The Presidency, too, must see this episode as a wake-up call to clarify institutional boundaries. If soldiers can be drawn into civil enforcement without authorization, then our democracy remains at risk of subtle militarization. The constitution must speak louder than confusion.
The Nigerian public deserves better than spectacles of ego. We crave leaders who rise above emotion and officers who respect civilian supremacy. Our children must not inherit a nation where authority means shouting matches and intimidation in public glare.
Every democracy matures through such tests. What matters is whether we learn the right lessons. The British once had generals who defied parliament; the Americans once fought over states’ rights; Nigeria, too, must pass through her own growing pains but with humility, not hubris.
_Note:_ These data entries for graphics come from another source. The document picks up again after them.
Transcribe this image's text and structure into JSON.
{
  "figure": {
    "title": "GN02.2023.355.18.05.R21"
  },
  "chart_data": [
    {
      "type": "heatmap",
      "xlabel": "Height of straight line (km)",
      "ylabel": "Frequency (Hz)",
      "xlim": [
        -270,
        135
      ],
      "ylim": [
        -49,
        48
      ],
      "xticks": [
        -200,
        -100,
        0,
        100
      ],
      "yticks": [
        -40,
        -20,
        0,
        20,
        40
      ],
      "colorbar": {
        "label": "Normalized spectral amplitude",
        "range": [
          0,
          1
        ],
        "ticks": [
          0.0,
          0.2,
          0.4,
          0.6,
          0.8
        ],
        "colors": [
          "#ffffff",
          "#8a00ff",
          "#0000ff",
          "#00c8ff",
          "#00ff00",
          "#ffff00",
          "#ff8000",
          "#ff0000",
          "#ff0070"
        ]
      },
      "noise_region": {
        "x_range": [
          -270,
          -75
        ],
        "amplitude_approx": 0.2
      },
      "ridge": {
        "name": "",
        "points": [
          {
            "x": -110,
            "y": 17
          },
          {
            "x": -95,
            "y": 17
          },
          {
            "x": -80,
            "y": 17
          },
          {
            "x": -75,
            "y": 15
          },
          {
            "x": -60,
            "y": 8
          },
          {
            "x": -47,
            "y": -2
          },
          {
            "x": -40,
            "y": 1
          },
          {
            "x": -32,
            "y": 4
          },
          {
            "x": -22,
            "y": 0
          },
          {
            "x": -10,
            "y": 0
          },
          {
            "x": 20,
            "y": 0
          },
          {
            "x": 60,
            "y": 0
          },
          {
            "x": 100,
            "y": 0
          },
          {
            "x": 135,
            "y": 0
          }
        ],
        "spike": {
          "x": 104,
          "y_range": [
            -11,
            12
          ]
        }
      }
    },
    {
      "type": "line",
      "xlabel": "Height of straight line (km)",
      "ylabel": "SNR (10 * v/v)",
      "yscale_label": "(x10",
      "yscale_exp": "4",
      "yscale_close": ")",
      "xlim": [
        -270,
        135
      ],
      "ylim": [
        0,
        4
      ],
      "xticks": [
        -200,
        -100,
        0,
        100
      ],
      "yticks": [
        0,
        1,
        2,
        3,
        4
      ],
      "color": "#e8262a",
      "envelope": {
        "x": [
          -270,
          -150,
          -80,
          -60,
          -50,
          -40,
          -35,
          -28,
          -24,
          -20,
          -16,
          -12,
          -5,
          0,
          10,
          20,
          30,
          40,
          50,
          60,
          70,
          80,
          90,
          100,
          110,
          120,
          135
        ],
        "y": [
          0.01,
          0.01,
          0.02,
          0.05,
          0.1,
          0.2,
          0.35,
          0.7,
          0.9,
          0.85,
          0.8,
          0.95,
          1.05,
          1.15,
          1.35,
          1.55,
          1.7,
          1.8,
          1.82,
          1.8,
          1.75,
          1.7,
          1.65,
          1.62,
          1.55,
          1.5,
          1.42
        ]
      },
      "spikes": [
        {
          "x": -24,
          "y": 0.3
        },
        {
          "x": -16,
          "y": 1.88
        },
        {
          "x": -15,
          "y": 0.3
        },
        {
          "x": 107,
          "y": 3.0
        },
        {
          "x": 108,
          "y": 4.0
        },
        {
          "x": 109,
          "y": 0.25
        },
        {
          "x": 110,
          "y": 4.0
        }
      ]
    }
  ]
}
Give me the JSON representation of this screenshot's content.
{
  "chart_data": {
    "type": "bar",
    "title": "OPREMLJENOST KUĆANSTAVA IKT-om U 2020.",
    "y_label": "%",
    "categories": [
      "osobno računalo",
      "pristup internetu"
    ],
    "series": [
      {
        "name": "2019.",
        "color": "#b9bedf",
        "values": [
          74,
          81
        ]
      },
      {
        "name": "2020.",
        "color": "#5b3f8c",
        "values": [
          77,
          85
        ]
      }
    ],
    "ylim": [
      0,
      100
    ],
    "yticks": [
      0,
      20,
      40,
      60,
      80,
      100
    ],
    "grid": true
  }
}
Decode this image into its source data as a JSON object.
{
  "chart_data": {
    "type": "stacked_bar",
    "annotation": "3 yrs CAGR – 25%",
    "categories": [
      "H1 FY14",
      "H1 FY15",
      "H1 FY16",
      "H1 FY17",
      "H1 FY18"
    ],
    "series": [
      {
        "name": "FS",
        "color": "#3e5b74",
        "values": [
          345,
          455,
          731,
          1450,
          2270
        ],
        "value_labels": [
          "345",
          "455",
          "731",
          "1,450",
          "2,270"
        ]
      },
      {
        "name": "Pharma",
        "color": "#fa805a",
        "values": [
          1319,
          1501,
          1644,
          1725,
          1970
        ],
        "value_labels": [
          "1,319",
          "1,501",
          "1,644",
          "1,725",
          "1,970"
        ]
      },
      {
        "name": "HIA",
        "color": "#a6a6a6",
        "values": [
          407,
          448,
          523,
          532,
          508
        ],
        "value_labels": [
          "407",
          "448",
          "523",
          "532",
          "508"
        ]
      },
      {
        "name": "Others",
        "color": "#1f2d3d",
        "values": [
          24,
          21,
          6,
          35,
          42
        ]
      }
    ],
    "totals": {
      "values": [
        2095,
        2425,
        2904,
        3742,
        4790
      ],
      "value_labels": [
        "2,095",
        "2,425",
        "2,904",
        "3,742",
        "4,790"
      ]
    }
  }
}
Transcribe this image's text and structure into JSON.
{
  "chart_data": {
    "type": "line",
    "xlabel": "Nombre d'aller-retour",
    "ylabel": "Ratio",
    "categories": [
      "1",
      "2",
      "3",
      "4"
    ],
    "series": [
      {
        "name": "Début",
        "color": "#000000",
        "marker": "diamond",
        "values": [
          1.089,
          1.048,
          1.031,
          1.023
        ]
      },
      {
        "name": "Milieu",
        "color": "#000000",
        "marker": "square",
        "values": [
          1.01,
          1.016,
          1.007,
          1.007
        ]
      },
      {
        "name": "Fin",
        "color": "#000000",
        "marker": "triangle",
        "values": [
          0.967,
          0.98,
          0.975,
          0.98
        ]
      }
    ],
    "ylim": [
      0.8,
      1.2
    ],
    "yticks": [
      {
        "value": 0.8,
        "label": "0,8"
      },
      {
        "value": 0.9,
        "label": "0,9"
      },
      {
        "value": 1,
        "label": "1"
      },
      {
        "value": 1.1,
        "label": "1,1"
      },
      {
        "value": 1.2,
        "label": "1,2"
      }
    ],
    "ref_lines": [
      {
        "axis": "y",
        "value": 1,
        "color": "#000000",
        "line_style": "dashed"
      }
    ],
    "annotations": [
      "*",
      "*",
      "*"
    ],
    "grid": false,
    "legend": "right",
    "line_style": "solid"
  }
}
If the confrontation has stirred discomfort, then perhaps it has done the nation some good. It forces a conversation long overdue: Who truly owns the state — the citizen or the powerful? Can we build a Nigeria where institutions, not individuals, define our destiny?
As the dust settles, both the FCTA and the military hierarchy must conduct impartial investigations. The truth must be established — not to shame anyone, but to restore order. Where laws were broken, consequences must follow. Where misunderstandings occurred, apologies must be offered.
Let the rule of law triumph over the rule of impulse. Let civility triumph over confrontation. Let governance return to the path of dialogue and procedure.
Nigeria cannot continue to oscillate between civilian bravado and military arrogance. Both impulses spring from the same insecurity — the fear of losing control. True leadership lies in the ability to trust institutions to do their work without coercion.
Those who witnessed the clash saw a drama of two gladiators. One in starched khaki, one in well-cut suit. Both proud, both unyielding. But a nation cannot be built on stubbornness; it must be built on understanding. Power, when it meets power, should produce order, not chaos.
We must resist the temptation to glorify temper. Governance is not warfare; it is stewardship. The citizen watches, the world observes, and history records. How we handle moments like this will define our collective maturity.
The confrontation may have ended without violence, but it left deep questions in the national conscience. When men of authority quarrel in the open, institutions tremble. The people, once again, become spectators in a theatre of misplaced pride.
It is time for all who hold office — civilian or military — to remember that they serve under the same flag. That flag is neither khaki nor political colour; it is green-white-green, and it demands humility.
No victor, no vanquish only a lesson for a nation still learning to govern itself with dignity.